Chaque année, des dizaines de milliers de jeunes migrants africains de la Corne de l’Afrique entreprennent de dangereux voyages depuis des pays comme la Somalie et l’Éthiopie, en passant par Djibouti et le Yémen, en quête de travail dans le Golfe.

La Covid-19 a contraint de nombreuses personnes à faire demi-tour en raison de la fermeture généralisée des frontières qui a réduit l’accès aux États du Golfe. Des voyages similaires entre le Yémen et Djibouti sont entrepris à bord de navires inadaptés, par des migrants désespérés de rentrer chez eux, presque quotidiennement.

Malgré les dangers, le nombre de migrants arrivant à Djibouti continue d’augmenter. En mars, plus de 2.343 migrants sont arrivés du Yémen, contre 1.900 en février. La plupart essayaient de rentrer chez eux en Ethiopie et en Somalie. Le mois dernier, lors d’un incident similaire cette fois en route vers le Yémen, des passeurs ont jeté 80 personnes par-dessus bord après s’être plaints que le bateau était surpeuplé et coulait. Au moins 20 se sont noyés, selon les survivants.

« L’Oim travaille avec les autorités djiboutiennes, la communauté humanitaire et les donateurs pour mettre fin à ces souffrances et sauver des vies », a déclaré Stephanie David, Cheffe de mission de l’Oim à Djibouti.

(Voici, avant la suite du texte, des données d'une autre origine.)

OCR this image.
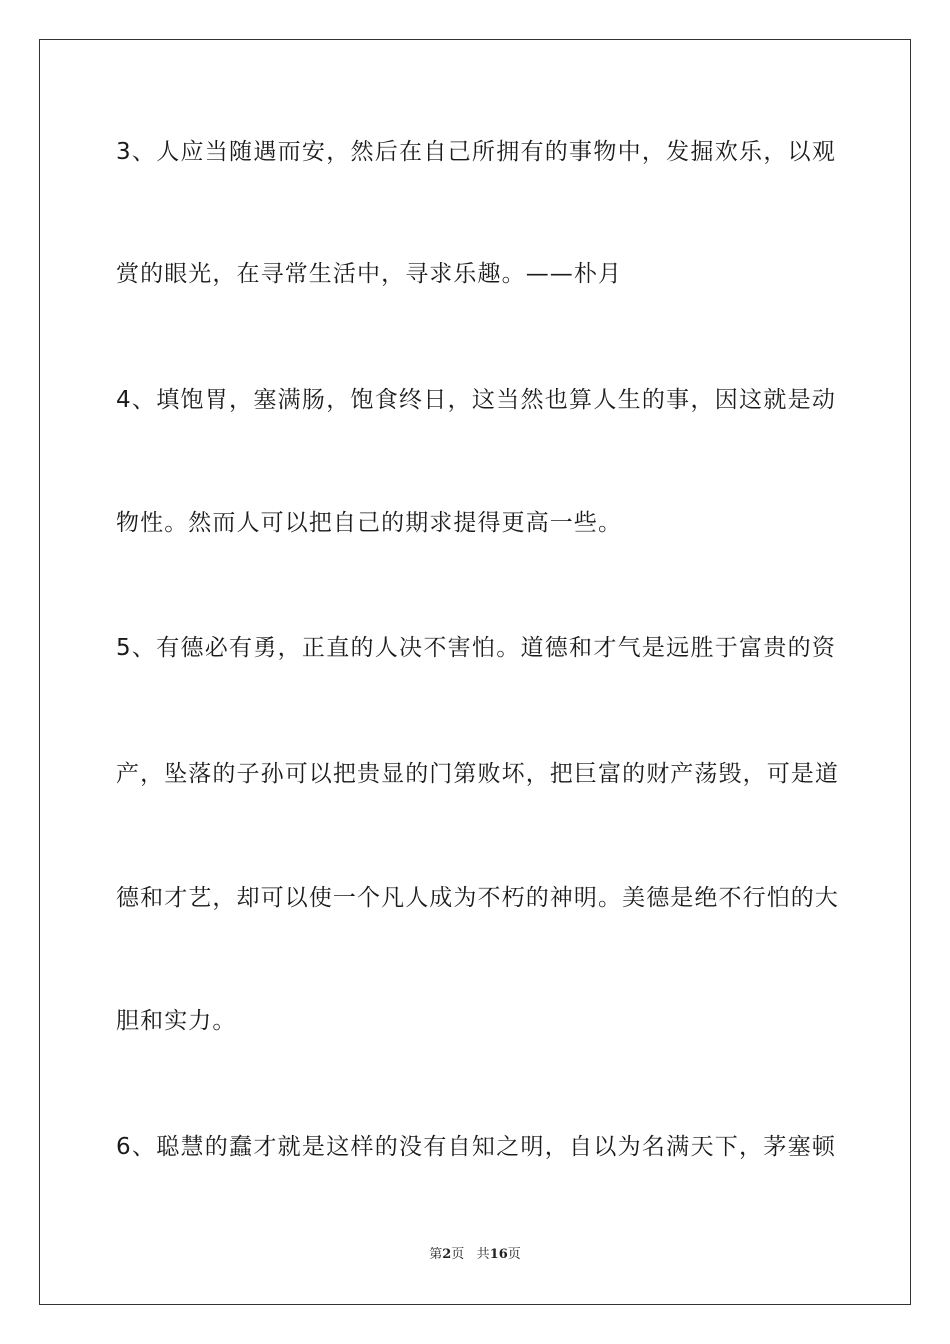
3、人应当随遇而安，然后在自己所拥有的事物中，发掘欢乐，以观
赏的眼光，在寻常生活中，寻求乐趣。——朴月
4、填饱胃，塞满肠，饱食终日，这当然也算人生的事，因这就是动
物性。然而人可以把自己的期求提得更高一些。
5、有德必有勇，正直的人决不害怕。道德和才气是远胜于富贵的资
产，坠落的子孙可以把贵显的门第败坏，把巨富的财产荡毁，可是道
德和才艺，却可以使一个凡人成为不朽的神明。美德是绝不行怕的大
胆和实力。
6、聪慧的蠢才就是这样的没有自知之明，自以为名满天下，茅塞顿
第2页 共16页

Pendant ce temps, des dizaines de milliers de migrants de la Corne de l’Afrique sont piégés au Yémen. Beaucoup vivent dans des conditions déplorables, généralement sans accès à la nourriture, au logement, aux soins médicaux et à la sécurité. 

Les migrants sont contraints de payer aux passeurs de grosses sommes d’argent pour qu’ils leur facilitent leur voyage de retour chez eux. Les Missions de l’Oim à Djibouti et au Yémen fournissent de la nourriture, de l’eau, des soins médicaux et des conseils aux survivants de ces tragédies et à d’autres migrants.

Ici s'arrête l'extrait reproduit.